Ces critères sont assortis d’une souplesse pour l’administration fiscale, qui pourra transmettre les dossiers n’y répondant pas strictement. Par ailleurs, l’avis préalable de la commission des infractions fiscales pour les dossiers de présomption caractérisée est supprimé. L’administration pourra ainsi déposer plainte directement pour ces dossiers de suspicion de fraude fiscale, ce qui permettra au parquet d’étendre plus rapidement ses investigations lorsqu’il découvrira une fraude fiscale connexe à une infraction sur laquelle il enquête déjà.

Mes chers collègues, je salue une nouvelle fois le travail accompli par les deux chambres, mais aussi l’écoute dont le Gouvernement a fait preuve à l’égard de tous les parlementaires et la volonté de coconstruction qui a guidé l’action du ministre, sur ce texte comme sur d’autres. (Applaudissements sur les travées du groupe La République En Marche et sur des travées du groupe du Rassemblement Démocratique et Social Européen.)

M. le président.

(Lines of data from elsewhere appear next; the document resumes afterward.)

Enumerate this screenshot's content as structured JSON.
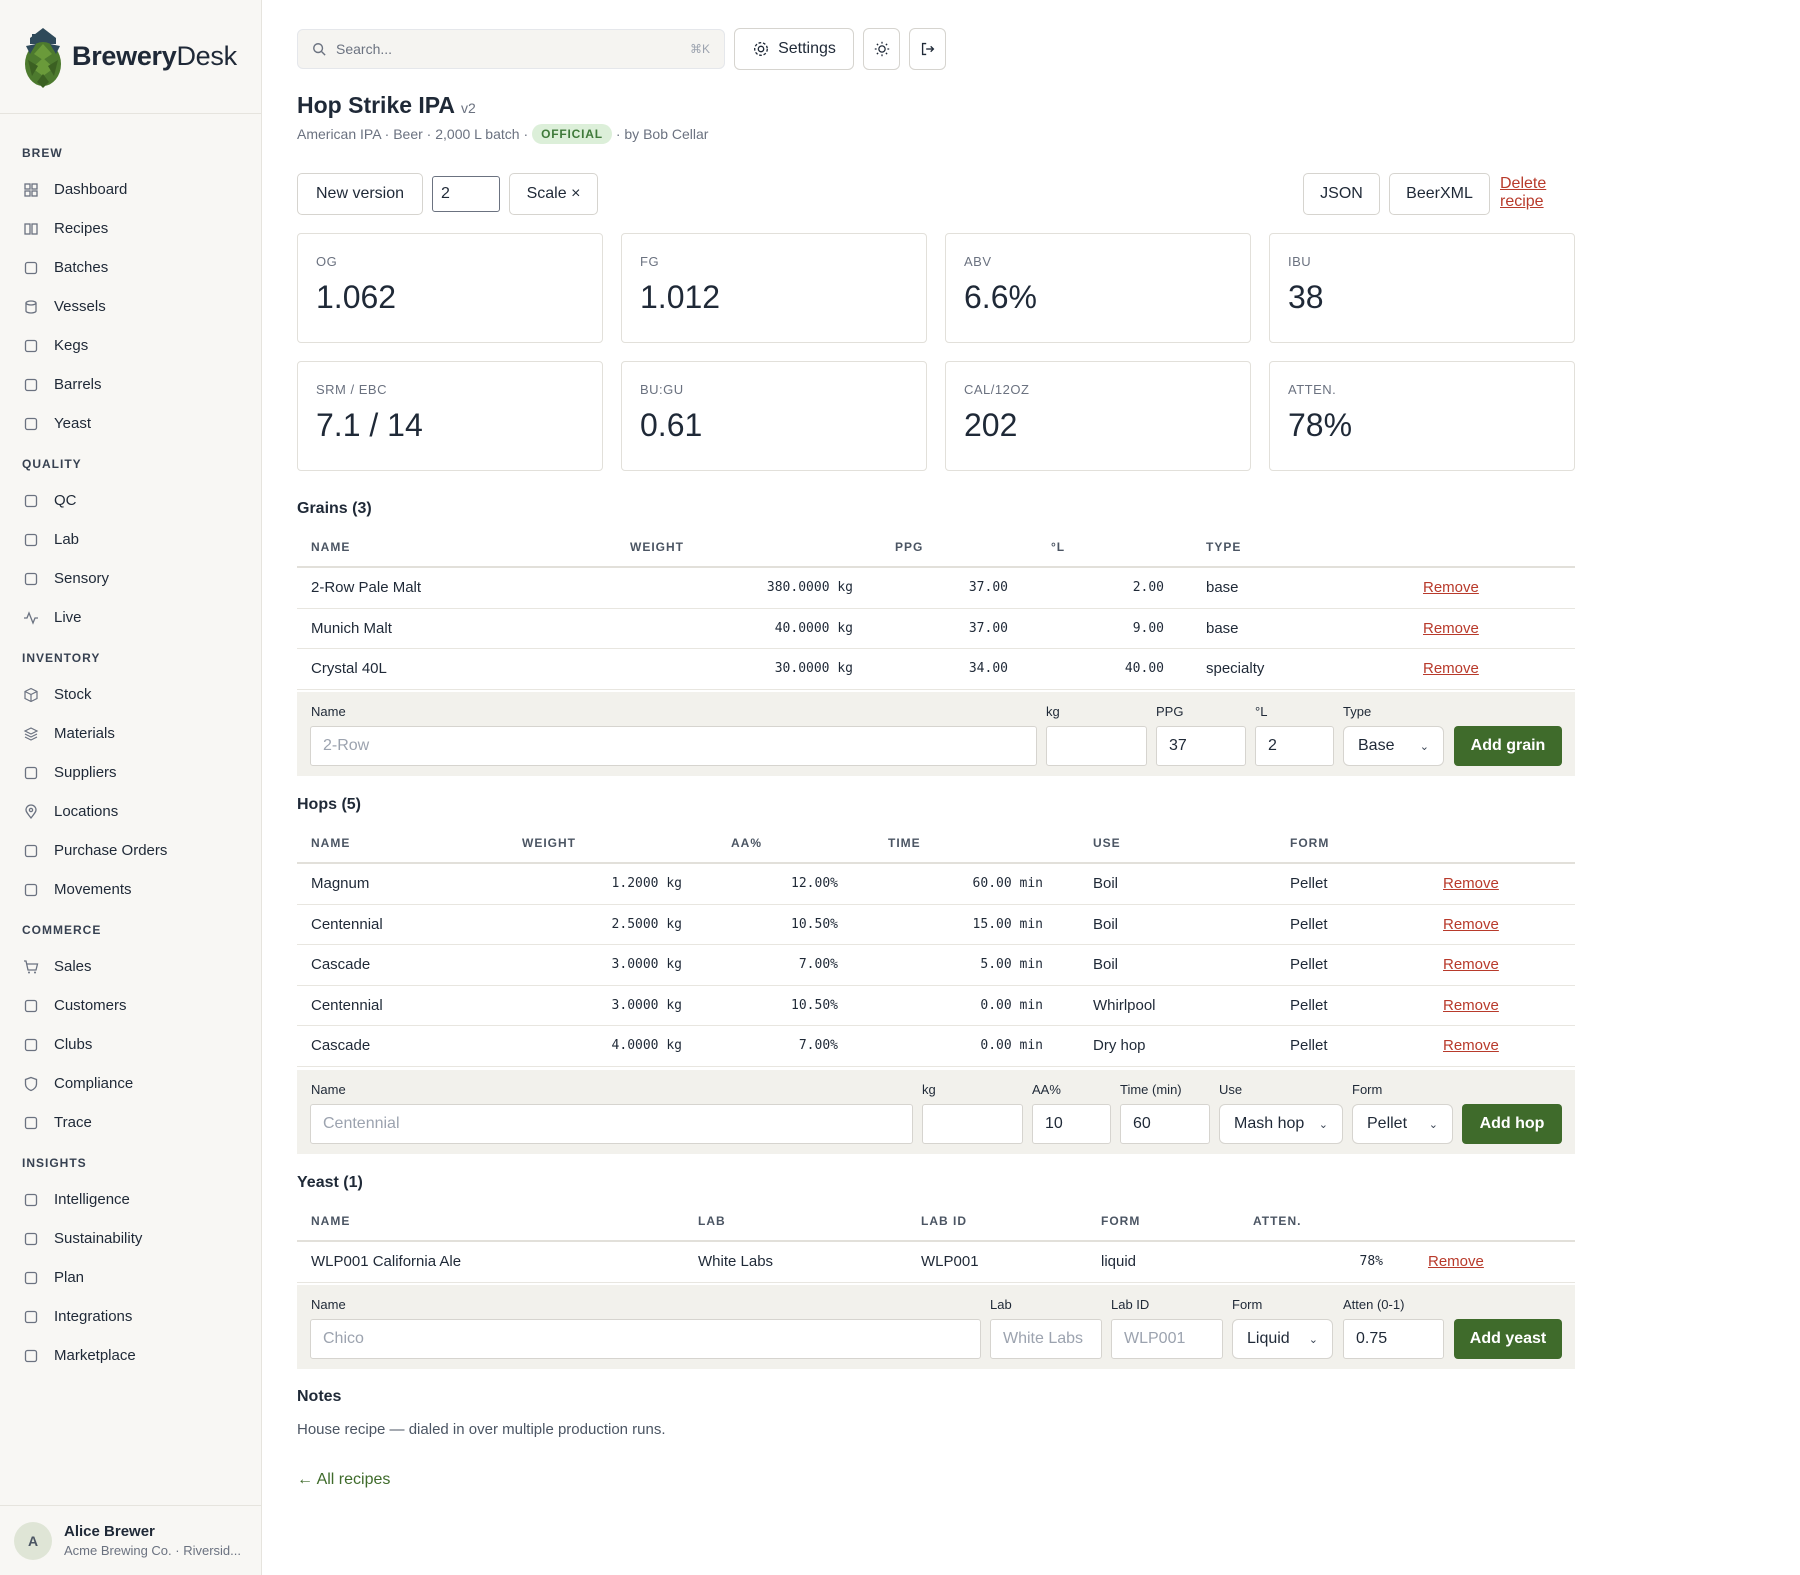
{
  "brand": {
    "name_bold": "Brewery",
    "name_light": "Desk"
  },
  "nav": [
    {
      "section": "BREW",
      "items": [
        {
          "label": "Dashboard",
          "icon": "grid-icon"
        },
        {
          "label": "Recipes",
          "icon": "book-icon"
        },
        {
          "label": "Batches",
          "icon": "beaker-icon"
        },
        {
          "label": "Vessels",
          "icon": "cylinder-icon"
        },
        {
          "label": "Kegs",
          "icon": "keg-icon"
        },
        {
          "label": "Barrels",
          "icon": "barrel-icon"
        },
        {
          "label": "Yeast",
          "icon": "yeast-icon"
        }
      ]
    },
    {
      "section": "QUALITY",
      "items": [
        {
          "label": "QC",
          "icon": "clipboard-check-icon"
        },
        {
          "label": "Lab",
          "icon": "flask-icon"
        },
        {
          "label": "Sensory",
          "icon": "wine-glass-icon"
        },
        {
          "label": "Live",
          "icon": "activity-icon"
        }
      ]
    },
    {
      "section": "INVENTORY",
      "items": [
        {
          "label": "Stock",
          "icon": "box-icon"
        },
        {
          "label": "Materials",
          "icon": "layers-icon"
        },
        {
          "label": "Suppliers",
          "icon": "truck-icon"
        },
        {
          "label": "Locations",
          "icon": "map-pin-icon"
        },
        {
          "label": "Purchase Orders",
          "icon": "file-icon"
        },
        {
          "label": "Movements",
          "icon": "arrows-icon"
        }
      ]
    },
    {
      "section": "COMMERCE",
      "items": [
        {
          "label": "Sales",
          "icon": "cart-icon"
        },
        {
          "label": "Customers",
          "icon": "users-icon"
        },
        {
          "label": "Clubs",
          "icon": "group-icon"
        },
        {
          "label": "Compliance",
          "icon": "shield-icon"
        },
        {
          "label": "Trace",
          "icon": "route-icon"
        }
      ]
    },
    {
      "section": "INSIGHTS",
      "items": [
        {
          "label": "Intelligence",
          "icon": "sparkles-icon"
        },
        {
          "label": "Sustainability",
          "icon": "leaf-icon"
        },
        {
          "label": "Plan",
          "icon": "calendar-icon"
        },
        {
          "label": "Integrations",
          "icon": "plug-icon"
        },
        {
          "label": "Marketplace",
          "icon": "shopping-bag-icon"
        }
      ]
    }
  ],
  "user": {
    "initial": "A",
    "name": "Alice Brewer",
    "org": "Acme Brewing Co. · Riversid..."
  },
  "topbar": {
    "search_placeholder": "Search...",
    "search_shortcut": "⌘K",
    "settings_label": "Settings"
  },
  "recipe": {
    "title": "Hop Strike IPA",
    "version": "v2",
    "meta_prefix": "American IPA · Beer · 2,000 L batch ·",
    "badge": "OFFICIAL",
    "meta_suffix": "· by Bob Cellar"
  },
  "actions": {
    "new_version": "New version",
    "scale_value": "2",
    "scale": "Scale ×",
    "json": "JSON",
    "beerxml": "BeerXML",
    "delete": "Delete recipe"
  },
  "stats": [
    {
      "label": "OG",
      "value": "1.062"
    },
    {
      "label": "FG",
      "value": "1.012"
    },
    {
      "label": "ABV",
      "value": "6.6%"
    },
    {
      "label": "IBU",
      "value": "38"
    },
    {
      "label": "SRM / EBC",
      "value": "7.1 / 14"
    },
    {
      "label": "BU:GU",
      "value": "0.61"
    },
    {
      "label": "CAL/12OZ",
      "value": "202"
    },
    {
      "label": "ATTEN.",
      "value": "78%"
    }
  ],
  "grains": {
    "title": "Grains (3)",
    "headers": [
      "NAME",
      "WEIGHT",
      "PPG",
      "°L",
      "TYPE"
    ],
    "rows": [
      {
        "name": "2-Row Pale Malt",
        "weight": "380.0000 kg",
        "ppg": "37.00",
        "lovibond": "2.00",
        "type": "base"
      },
      {
        "name": "Munich Malt",
        "weight": "40.0000 kg",
        "ppg": "37.00",
        "lovibond": "9.00",
        "type": "base"
      },
      {
        "name": "Crystal 40L",
        "weight": "30.0000 kg",
        "ppg": "34.00",
        "lovibond": "40.00",
        "type": "specialty"
      }
    ],
    "remove": "Remove",
    "form": {
      "name_label": "Name",
      "name_placeholder": "2-Row",
      "kg_label": "kg",
      "ppg_label": "PPG",
      "ppg_value": "37",
      "l_label": "°L",
      "l_value": "2",
      "type_label": "Type",
      "type_value": "Base",
      "add": "Add grain"
    }
  },
  "hops": {
    "title": "Hops (5)",
    "headers": [
      "NAME",
      "WEIGHT",
      "AA%",
      "TIME",
      "USE",
      "FORM"
    ],
    "rows": [
      {
        "name": "Magnum",
        "weight": "1.2000 kg",
        "aa": "12.00%",
        "time": "60.00 min",
        "use": "Boil",
        "form": "Pellet"
      },
      {
        "name": "Centennial",
        "weight": "2.5000 kg",
        "aa": "10.50%",
        "time": "15.00 min",
        "use": "Boil",
        "form": "Pellet"
      },
      {
        "name": "Cascade",
        "weight": "3.0000 kg",
        "aa": "7.00%",
        "time": "5.00 min",
        "use": "Boil",
        "form": "Pellet"
      },
      {
        "name": "Centennial",
        "weight": "3.0000 kg",
        "aa": "10.50%",
        "time": "0.00 min",
        "use": "Whirlpool",
        "form": "Pellet"
      },
      {
        "name": "Cascade",
        "weight": "4.0000 kg",
        "aa": "7.00%",
        "time": "0.00 min",
        "use": "Dry hop",
        "form": "Pellet"
      }
    ],
    "remove": "Remove",
    "form": {
      "name_label": "Name",
      "name_placeholder": "Centennial",
      "kg_label": "kg",
      "aa_label": "AA%",
      "aa_value": "10",
      "time_label": "Time (min)",
      "time_value": "60",
      "use_label": "Use",
      "use_value": "Mash hop",
      "form_label": "Form",
      "form_value": "Pellet",
      "add": "Add hop"
    }
  },
  "yeast": {
    "title": "Yeast (1)",
    "headers": [
      "NAME",
      "LAB",
      "LAB ID",
      "FORM",
      "ATTEN."
    ],
    "rows": [
      {
        "name": "WLP001 California Ale",
        "lab": "White Labs",
        "lab_id": "WLP001",
        "form": "liquid",
        "atten": "78%"
      }
    ],
    "remove": "Remove",
    "form": {
      "name_label": "Name",
      "name_placeholder": "Chico",
      "lab_label": "Lab",
      "lab_placeholder": "White Labs",
      "labid_label": "Lab ID",
      "labid_placeholder": "WLP001",
      "form_label": "Form",
      "form_value": "Liquid",
      "atten_label": "Atten (0-1)",
      "atten_value": "0.75",
      "add": "Add yeast"
    }
  },
  "notes": {
    "title": "Notes",
    "text": "House recipe — dialed in over multiple production runs."
  },
  "back": "← All recipes"
}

La parole est à M. Éric Bocquet.

M. Éric Bocquet. Monsieur le président, monsieur le secrétaire d’État, mes chers collègues, au lendemain de l’ouverture du procès de la banque suisse UBS, ce projet de loi de lutte contre la fraude prend tout à coup un visage quelque peu pâlichon. En effet, ce procès de toutes les démesures illustre à nouveau l’ampleur et la complexité de l’industrie de l’évasion fiscale.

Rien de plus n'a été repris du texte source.